El prodigio de los pastos eternamente reverdecidos de la posada de las señoritas Arenas se mantuvo como un secreto infranqueable entre las cinco hermanas mayores, hasta la noche que un dolor de muelas sacó a Briceida de la cama en busca de un clavo de olor. El postigo de la cocina había quedado abierto y al dar un paso adentro encontró que un ser abominable asomaba una cara larga y cerrada, semejante a un enorme zapato con ojos y orejas. El corazón se le paralizó por más de quince minutos, pero no cayó muerta porque la mantenía viva el dolor de muelas. Necesitaba de urgencia ese clavo de olor para masticarlo y adormecer la parte afectada antes de morir del susto. El trance le permitió entender que se trataba de una mula embozalada, cuyos ojos desconsolados espiaban en la cocina un mendrugo de comida.
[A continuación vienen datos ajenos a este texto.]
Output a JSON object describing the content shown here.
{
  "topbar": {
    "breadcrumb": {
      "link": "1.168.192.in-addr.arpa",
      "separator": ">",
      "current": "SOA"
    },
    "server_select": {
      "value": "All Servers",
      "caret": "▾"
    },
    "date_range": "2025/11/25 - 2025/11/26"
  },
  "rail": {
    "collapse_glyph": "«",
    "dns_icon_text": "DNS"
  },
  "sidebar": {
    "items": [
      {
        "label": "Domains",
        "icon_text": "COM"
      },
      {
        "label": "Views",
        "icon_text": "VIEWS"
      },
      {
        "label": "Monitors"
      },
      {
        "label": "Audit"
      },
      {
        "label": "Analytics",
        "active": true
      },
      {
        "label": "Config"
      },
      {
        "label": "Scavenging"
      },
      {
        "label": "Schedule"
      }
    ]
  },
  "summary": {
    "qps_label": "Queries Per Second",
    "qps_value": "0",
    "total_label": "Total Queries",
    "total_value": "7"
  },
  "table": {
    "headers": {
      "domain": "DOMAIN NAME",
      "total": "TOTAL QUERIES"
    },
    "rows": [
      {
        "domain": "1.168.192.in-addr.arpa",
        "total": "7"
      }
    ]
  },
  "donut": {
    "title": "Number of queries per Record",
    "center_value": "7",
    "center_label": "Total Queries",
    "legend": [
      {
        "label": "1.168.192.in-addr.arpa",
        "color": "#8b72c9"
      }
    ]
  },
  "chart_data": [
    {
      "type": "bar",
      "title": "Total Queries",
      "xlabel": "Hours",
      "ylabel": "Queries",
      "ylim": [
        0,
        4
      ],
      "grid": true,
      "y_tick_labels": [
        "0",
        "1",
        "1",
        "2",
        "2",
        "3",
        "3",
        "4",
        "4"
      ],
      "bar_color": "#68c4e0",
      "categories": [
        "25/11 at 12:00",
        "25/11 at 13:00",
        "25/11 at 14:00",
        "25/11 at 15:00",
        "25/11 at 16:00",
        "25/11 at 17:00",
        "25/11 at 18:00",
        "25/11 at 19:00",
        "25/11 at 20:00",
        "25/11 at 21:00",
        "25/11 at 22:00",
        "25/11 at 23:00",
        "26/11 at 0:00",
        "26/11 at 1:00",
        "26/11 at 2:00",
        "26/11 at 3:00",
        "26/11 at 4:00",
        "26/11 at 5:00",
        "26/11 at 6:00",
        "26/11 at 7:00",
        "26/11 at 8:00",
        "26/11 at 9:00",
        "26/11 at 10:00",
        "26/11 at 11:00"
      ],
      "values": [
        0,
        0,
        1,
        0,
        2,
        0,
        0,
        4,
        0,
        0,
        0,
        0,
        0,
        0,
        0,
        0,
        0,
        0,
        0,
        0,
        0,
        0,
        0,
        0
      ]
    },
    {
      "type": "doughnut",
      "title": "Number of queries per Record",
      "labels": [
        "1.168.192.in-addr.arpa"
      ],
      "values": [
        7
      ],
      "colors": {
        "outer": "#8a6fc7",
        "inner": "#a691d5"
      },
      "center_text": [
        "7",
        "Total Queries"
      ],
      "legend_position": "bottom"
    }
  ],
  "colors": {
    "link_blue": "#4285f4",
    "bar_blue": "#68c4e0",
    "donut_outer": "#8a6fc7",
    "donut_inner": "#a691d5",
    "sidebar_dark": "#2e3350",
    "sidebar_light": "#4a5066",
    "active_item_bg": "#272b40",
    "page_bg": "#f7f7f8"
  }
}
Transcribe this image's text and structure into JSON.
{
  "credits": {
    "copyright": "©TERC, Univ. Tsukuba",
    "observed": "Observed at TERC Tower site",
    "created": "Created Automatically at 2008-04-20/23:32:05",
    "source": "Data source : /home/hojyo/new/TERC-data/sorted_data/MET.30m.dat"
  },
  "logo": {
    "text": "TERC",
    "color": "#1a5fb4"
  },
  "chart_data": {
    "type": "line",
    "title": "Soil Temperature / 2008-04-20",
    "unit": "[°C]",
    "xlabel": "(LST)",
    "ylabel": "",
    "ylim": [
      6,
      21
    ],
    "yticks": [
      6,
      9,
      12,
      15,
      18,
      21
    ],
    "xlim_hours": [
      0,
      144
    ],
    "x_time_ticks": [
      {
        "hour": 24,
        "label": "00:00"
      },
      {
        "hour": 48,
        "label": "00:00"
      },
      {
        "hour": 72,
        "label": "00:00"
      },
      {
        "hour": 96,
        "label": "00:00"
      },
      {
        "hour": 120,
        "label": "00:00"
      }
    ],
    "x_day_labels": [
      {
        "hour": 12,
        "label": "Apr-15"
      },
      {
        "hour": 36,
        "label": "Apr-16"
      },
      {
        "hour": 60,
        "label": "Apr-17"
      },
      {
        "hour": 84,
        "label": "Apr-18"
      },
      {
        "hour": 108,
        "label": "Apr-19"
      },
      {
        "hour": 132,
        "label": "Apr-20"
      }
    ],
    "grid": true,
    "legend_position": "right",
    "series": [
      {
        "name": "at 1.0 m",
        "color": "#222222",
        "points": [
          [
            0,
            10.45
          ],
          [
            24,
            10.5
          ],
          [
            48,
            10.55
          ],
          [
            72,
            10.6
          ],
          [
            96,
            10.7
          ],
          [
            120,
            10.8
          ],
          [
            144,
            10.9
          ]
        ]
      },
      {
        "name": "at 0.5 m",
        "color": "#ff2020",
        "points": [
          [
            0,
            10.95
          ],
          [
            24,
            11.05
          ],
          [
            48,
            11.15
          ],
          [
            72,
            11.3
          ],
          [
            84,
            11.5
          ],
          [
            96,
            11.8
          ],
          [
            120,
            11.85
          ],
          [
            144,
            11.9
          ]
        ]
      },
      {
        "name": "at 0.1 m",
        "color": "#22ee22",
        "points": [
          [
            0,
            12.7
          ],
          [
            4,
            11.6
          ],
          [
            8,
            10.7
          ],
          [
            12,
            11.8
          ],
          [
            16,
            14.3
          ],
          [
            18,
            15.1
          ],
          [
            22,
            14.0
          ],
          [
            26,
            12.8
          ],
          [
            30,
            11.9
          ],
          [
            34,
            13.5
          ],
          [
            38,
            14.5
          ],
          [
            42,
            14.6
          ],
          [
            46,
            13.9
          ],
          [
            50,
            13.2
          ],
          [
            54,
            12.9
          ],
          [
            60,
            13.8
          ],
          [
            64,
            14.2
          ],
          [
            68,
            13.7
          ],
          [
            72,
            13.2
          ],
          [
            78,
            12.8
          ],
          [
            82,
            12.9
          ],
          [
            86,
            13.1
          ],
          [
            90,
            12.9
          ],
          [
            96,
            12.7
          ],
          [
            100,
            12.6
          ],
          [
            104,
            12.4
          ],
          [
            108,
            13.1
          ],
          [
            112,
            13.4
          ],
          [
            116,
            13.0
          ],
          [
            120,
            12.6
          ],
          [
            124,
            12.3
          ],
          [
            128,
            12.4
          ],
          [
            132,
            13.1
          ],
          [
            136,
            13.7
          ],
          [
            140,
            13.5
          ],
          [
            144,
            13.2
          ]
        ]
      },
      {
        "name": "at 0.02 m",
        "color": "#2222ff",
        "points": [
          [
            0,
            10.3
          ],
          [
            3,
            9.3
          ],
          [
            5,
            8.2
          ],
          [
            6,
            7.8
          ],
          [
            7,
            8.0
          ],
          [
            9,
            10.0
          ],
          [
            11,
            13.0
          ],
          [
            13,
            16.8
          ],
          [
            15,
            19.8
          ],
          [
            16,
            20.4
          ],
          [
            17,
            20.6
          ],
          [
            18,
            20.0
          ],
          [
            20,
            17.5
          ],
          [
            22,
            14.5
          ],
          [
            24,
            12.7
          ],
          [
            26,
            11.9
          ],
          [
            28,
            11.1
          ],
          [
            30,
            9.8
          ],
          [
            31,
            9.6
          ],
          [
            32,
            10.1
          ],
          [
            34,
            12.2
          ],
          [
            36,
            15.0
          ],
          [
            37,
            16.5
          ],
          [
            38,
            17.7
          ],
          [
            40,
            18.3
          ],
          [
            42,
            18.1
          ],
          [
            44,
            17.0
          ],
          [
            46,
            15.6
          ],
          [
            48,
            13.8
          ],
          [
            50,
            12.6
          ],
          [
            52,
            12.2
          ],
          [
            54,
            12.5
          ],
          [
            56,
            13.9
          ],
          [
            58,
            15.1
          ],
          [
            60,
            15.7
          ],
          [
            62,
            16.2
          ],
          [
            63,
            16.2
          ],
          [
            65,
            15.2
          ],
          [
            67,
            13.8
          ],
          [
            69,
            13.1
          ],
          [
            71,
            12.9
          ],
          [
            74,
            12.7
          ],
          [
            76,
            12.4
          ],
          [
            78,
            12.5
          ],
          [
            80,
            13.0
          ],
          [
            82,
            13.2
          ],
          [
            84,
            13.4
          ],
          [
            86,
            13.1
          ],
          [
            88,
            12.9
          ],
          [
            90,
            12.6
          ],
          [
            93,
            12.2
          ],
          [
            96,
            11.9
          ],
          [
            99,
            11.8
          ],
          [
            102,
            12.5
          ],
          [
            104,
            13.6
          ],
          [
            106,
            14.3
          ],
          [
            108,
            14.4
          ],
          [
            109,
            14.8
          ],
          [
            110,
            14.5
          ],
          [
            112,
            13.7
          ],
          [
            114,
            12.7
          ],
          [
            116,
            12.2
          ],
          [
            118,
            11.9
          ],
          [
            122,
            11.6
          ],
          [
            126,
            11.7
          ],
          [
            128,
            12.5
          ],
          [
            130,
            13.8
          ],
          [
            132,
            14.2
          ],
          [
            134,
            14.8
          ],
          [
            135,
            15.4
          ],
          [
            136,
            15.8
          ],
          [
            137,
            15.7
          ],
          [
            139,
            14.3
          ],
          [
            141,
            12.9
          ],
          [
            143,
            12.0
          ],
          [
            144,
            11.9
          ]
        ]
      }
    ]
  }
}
¡Este era el misterio de los pastos eternamente reverdecidos! Los arrieros descargaban sus mulas entre las cinco y las seis de la tarde, cenaban y se echaban al coleto una totumada de guarapo. A las siete roncaban como benditos. Las cinco hermanas salían entonces a los potreros y embozalaban las mulas con sacos de fique. Las pobres no comían en toda la noche. A las tres y media, antes de despertar a sus dueños a los pescozones, Demetrio les quitaba los sacos. Un rato después los arrieros ya las estaban enjalmando y cargando para reanudar la marcha. Las mulas se les morían antes de llegar a San Gil, pero los pastos de las Arenas permanecían siempre verdes y lozanos.

Corriendo el tiempo, las buenas mujeres se dieron también el lujo de ofrecer en su posada los pollos más gordos, las mazamorras más fortalecidas y los platos de mute mejor guarnicionados del continente. Esta era otra de las ventajas suplementarias de los guarapos de Aura. Mientras los arrieros dormían profundamente, ellas chuzaban con agujas de arria los sacos de fique cargados de maíz, frijol y millo, menguándolos en tan ecuánime proporción que nunca nadie notó el faltante. Con los granos engordaban los pollos y preparaban aquellas sopas inolvidables, molían las arepas y municionaban las mazamorras.

La consagración de la inolvidable posada ocu­­­rrió la tarde que un obispo viajero acertó a pernoc­tar en ella. El bisabuelo Samuel y Briceida le cedieron gustosos su cama matrimonial, hijas e hijos obsequiaron a la comitiva. Pero el prelado no apuró alimento alguno hasta la hora del desayuno, cuando se declaró antojado de unos huevos pericos. Lilia batió cuatro esplendorosos huevos criollos en la sartén, los guisó con tomate y cebolla junca y los espolvoreó con queso reinoso antes de freírlos en pura mantequilla. El obispo se lamía todavía los dedos a la hora de pedir la cuenta.

—Dos pesos con cincuenta —declaró Lilia, implacable.

—¡Dos pesos con cincuenta! —protestó el prelado, poniendo cara de horror.

Un buen desayuno no costaba en aquellos tiempos de Dios más de centavo y medio. Ninguna de las hermanitas Arenas dijo nada, pero todas comprendieron que a Lilia se le había ido la mano.

—¿Es que acaso los huevos son escasos por aquí? —insistió el purpurado, exigiendo una explicación.